Date of Award


Degree Name

Doctor of Education


Educational Leadership

First Advisor

Dr. Charles C. Warfield

Second Advisor

Dr. David Cowden

Third Advisor

Dr. Shirley Woodworth


American students, as well as people of other nations, form perceptions of others who differ from their own cultural, racial, and social groups. These mental pictures are "stereotypes."

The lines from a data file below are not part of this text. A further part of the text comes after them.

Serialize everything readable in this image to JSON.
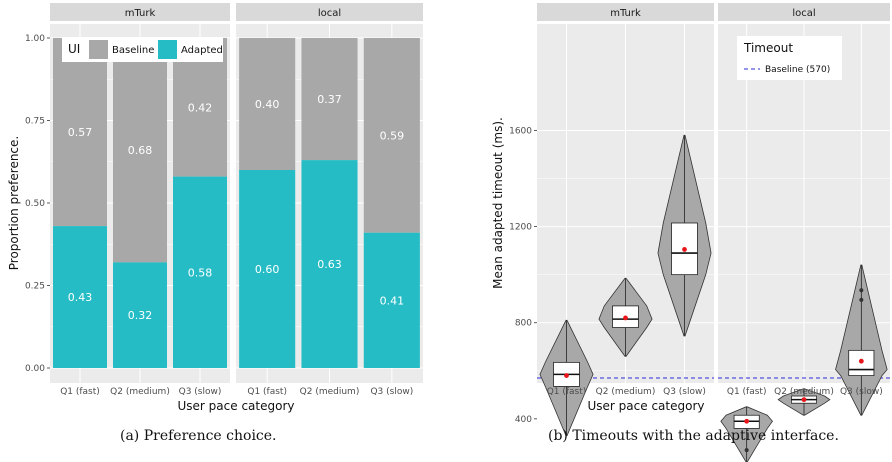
{
  "chart_data": [
    {
      "type": "bar",
      "stacked": true,
      "facets": [
        "mTurk",
        "local"
      ],
      "categories": [
        "Q1 (fast)",
        "Q2 (medium)",
        "Q3 (slow)"
      ],
      "series": [
        {
          "name": "Adapted",
          "color": "#26bcc6",
          "values": {
            "mTurk": [
              0.43,
              0.32,
              0.58
            ],
            "local": [
              0.6,
              0.63,
              0.41
            ]
          }
        },
        {
          "name": "Baseline",
          "color": "#a8a8a8",
          "values": {
            "mTurk": [
              0.57,
              0.68,
              0.42
            ],
            "local": [
              0.4,
              0.37,
              0.59
            ]
          }
        }
      ],
      "labels": {
        "adapted": {
          "mTurk": [
            "0.43",
            "0.32",
            "0.58"
          ],
          "local": [
            "0.60",
            "0.63",
            "0.41"
          ]
        },
        "baseline": {
          "mTurk": [
            "0.57",
            "0.68",
            "0.42"
          ],
          "local": [
            "0.40",
            "0.37",
            "0.59"
          ]
        }
      },
      "xlabel": "User pace category",
      "ylabel": "Proportion preference.",
      "ylim": [
        0,
        1
      ],
      "yticks": [
        "0.00",
        "0.25",
        "0.50",
        "0.75",
        "1.00"
      ],
      "legend": {
        "title": "UI",
        "entries": [
          "Baseline",
          "Adapted"
        ],
        "placement": "top-left"
      },
      "caption": "(a) Preference choice."
    },
    {
      "type": "violin",
      "facets": [
        "mTurk",
        "local"
      ],
      "categories": [
        "Q1 (fast)",
        "Q2 (medium)",
        "Q3 (slow)"
      ],
      "data": {
        "mTurk": [
          {
            "min": 330,
            "q1": 535,
            "median": 585,
            "q3": 635,
            "max": 810,
            "mean": 580
          },
          {
            "min": 660,
            "q1": 780,
            "median": 815,
            "q3": 870,
            "max": 985,
            "mean": 820
          },
          {
            "min": 745,
            "q1": 1000,
            "median": 1090,
            "q3": 1215,
            "max": 1580,
            "mean": 1105
          }
        ],
        "local": [
          {
            "min": 220,
            "q1": 360,
            "median": 390,
            "q3": 415,
            "max": 450,
            "mean": 390,
            "outliers": [
              270
            ]
          },
          {
            "min": 415,
            "q1": 465,
            "median": 480,
            "q3": 495,
            "max": 525,
            "mean": 480
          },
          {
            "min": 415,
            "q1": 580,
            "median": 605,
            "q3": 685,
            "max": 1040,
            "mean": 640,
            "outliers": [
              895,
              935
            ]
          }
        ]
      },
      "hline": {
        "value": 570,
        "label": "Baseline (570)"
      },
      "xlabel": "User pace category",
      "ylabel": "Mean adapted timeout (ms).",
      "ylim": [
        190,
        1660
      ],
      "yticks": [
        "400",
        "800",
        "1200",
        "1600"
      ],
      "legend": {
        "title": "Timeout",
        "placement": "top-right"
      },
      "caption": "(b) Timeouts with the adaptive interface."
    }
  ]
}
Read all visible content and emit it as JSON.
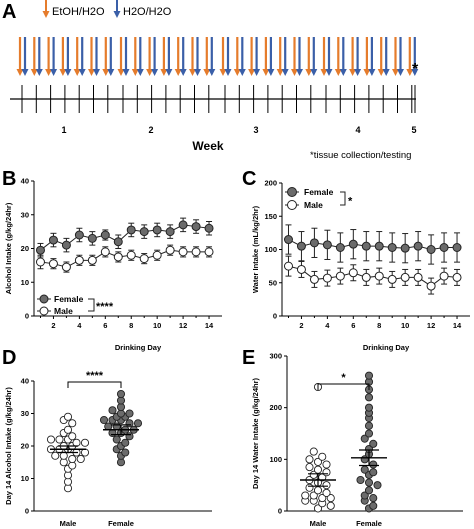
{
  "panel_letters": [
    "A",
    "B",
    "C",
    "D",
    "E"
  ],
  "timeline": {
    "legend": [
      "EtOH/H2O",
      "H2O/H2O"
    ],
    "weeks": [
      "1",
      "2",
      "3",
      "4",
      "5"
    ],
    "xlabel": "Week",
    "asterisk": "*",
    "footnote": "*tissue collection/testing",
    "colors": {
      "etoh": "#e57c2c",
      "water": "#3a5fa8"
    }
  },
  "chart_data": [
    {
      "panel": "B",
      "type": "line",
      "xlabel": "Drinking Day",
      "ylabel": "Alcohol Intake (g/kg/24hr)",
      "ylim": [
        0,
        40
      ],
      "yticks": [
        "0",
        "10",
        "20",
        "30",
        "40"
      ],
      "xticks": [
        "2",
        "4",
        "6",
        "8",
        "10",
        "12",
        "14"
      ],
      "x": [
        1,
        2,
        3,
        4,
        5,
        6,
        7,
        8,
        9,
        10,
        11,
        12,
        13,
        14
      ],
      "series": [
        {
          "name": "Female",
          "fill": "#6b6b6b",
          "values": [
            19.5,
            22.5,
            21,
            24,
            23,
            24,
            22,
            25.5,
            25,
            25.5,
            25,
            27,
            26.5,
            26
          ],
          "errors": [
            2,
            2,
            2,
            2,
            2,
            1.5,
            2,
            2,
            2,
            2,
            2,
            2,
            2,
            2
          ]
        },
        {
          "name": "Male",
          "fill": "#ffffff",
          "values": [
            16,
            15.5,
            14.5,
            16.5,
            16.5,
            19,
            17.5,
            18,
            17,
            18,
            19.5,
            19,
            19,
            19
          ],
          "errors": [
            2,
            1.5,
            1.5,
            1.5,
            1.5,
            1.5,
            1.5,
            1.5,
            1.5,
            1.5,
            1.5,
            1.5,
            1.5,
            1.5
          ]
        }
      ],
      "significance": "****",
      "legend_position": "bottom-left"
    },
    {
      "panel": "C",
      "type": "line",
      "xlabel": "Drinking Day",
      "ylabel": "Water Intake (mL/kg/2hr)",
      "ylim": [
        0,
        200
      ],
      "yticks": [
        "0",
        "50",
        "100",
        "150",
        "200"
      ],
      "xticks": [
        "2",
        "4",
        "6",
        "8",
        "10",
        "12",
        "14"
      ],
      "x": [
        1,
        2,
        3,
        4,
        5,
        6,
        7,
        8,
        9,
        10,
        11,
        12,
        13,
        14
      ],
      "series": [
        {
          "name": "Female",
          "fill": "#6b6b6b",
          "values": [
            115,
            105,
            110,
            107,
            103,
            108,
            105,
            105,
            103,
            102,
            105,
            100,
            103,
            103
          ],
          "errors": [
            22,
            22,
            22,
            22,
            22,
            22,
            22,
            22,
            22,
            22,
            22,
            22,
            22,
            22
          ]
        },
        {
          "name": "Male",
          "fill": "#ffffff",
          "values": [
            75,
            70,
            55,
            57,
            60,
            65,
            58,
            60,
            55,
            58,
            58,
            45,
            60,
            58
          ],
          "errors": [
            15,
            12,
            12,
            12,
            12,
            12,
            12,
            12,
            12,
            12,
            12,
            12,
            12,
            12
          ]
        }
      ],
      "significance": "*",
      "legend_position": "top-left"
    },
    {
      "panel": "D",
      "type": "scatter",
      "ylabel": "Day 14 Alcohol Intake (g/kg/24hr)",
      "ylim": [
        0,
        40
      ],
      "yticks": [
        "0",
        "10",
        "20",
        "30",
        "40"
      ],
      "categories": [
        "Male",
        "Female"
      ],
      "series": [
        {
          "name": "Male",
          "fill": "#ffffff",
          "mean": 19,
          "sem": 1,
          "values": [
            29,
            28,
            27,
            25,
            24,
            23,
            22,
            22,
            22,
            21,
            21,
            20,
            20,
            19,
            19,
            19,
            18,
            18,
            17,
            17,
            16,
            16,
            15,
            14,
            13,
            11,
            9,
            7
          ]
        },
        {
          "name": "Female",
          "fill": "#6b6b6b",
          "mean": 25,
          "sem": 1.5,
          "values": [
            36,
            34,
            32,
            31,
            30,
            30,
            29,
            29,
            28,
            28,
            28,
            27,
            27,
            26,
            26,
            25,
            25,
            24,
            24,
            23,
            22,
            21,
            20,
            19,
            18,
            17,
            15
          ]
        }
      ],
      "significance": "****"
    },
    {
      "panel": "E",
      "type": "scatter",
      "ylabel": "Day 14 Water Intake (g/kg/24hr)",
      "ylim": [
        0,
        300
      ],
      "yticks": [
        "0",
        "100",
        "200",
        "300"
      ],
      "categories": [
        "Male",
        "Female"
      ],
      "series": [
        {
          "name": "Male",
          "fill": "#ffffff",
          "mean": 60,
          "sem": 12,
          "values": [
            240,
            115,
            105,
            100,
            95,
            90,
            85,
            80,
            75,
            70,
            65,
            60,
            55,
            50,
            45,
            40,
            35,
            30,
            30,
            25,
            25,
            20,
            20,
            15,
            10,
            5
          ]
        },
        {
          "name": "Female",
          "fill": "#6b6b6b",
          "mean": 103,
          "sem": 15,
          "values": [
            262,
            250,
            235,
            220,
            200,
            190,
            180,
            165,
            150,
            140,
            130,
            120,
            110,
            100,
            90,
            80,
            75,
            70,
            60,
            55,
            50,
            40,
            30,
            25,
            20,
            10,
            5
          ]
        }
      ],
      "significance": "*"
    }
  ]
}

The purpose of this study was to identify stereotypes that American students enrolled at Western Michigan University (WMU) had about Arabs and to determine if there were differences in these stereotypes when students were classified by race, sex, level of education, age, and sources of stereotypes. Twenty-five bipolar adjectives were organized as semantic differential scales to assess students' perceptions. The instrument was either mailed or hand delivered to a sample of 400 students; 296 (74%) responded. The t test and one-way analysis of variance were used for each of the 25 scales. Major findings of the analyses of data were: (1) Arabs were stereotyped by WMU American students as quite rich and anti-American. They also described Arabs as slightly autocratic, radical, terrorist, knowledgeable, brave, and intelligent. (2) Differences were found between black and white American students in the way Arabs were stereotyped on 7 of the 25 adjective scales. (3) Differences were found between male and female students on only 2 adjective scales. (4) Differences were found between graduate and undergraduate students in their stereotypes of Arabs on 6 of the 25 polar pairs. (5) It was found that the age of the students had a significant effect on their stereotypes of Arabs. Differences in the mean test scores between age groups showed that the youngest group of students held the most unfavorable stereotypes toward Arabs over the other groups of students. (6) The primary source on which American students based their information had a significant effect on their stereotypes. Students who based their information on television were more likely to hold unfavorable stereotypes toward Arabs. However, the more favorable stereotypes were found among students who had personal contact with Arabs.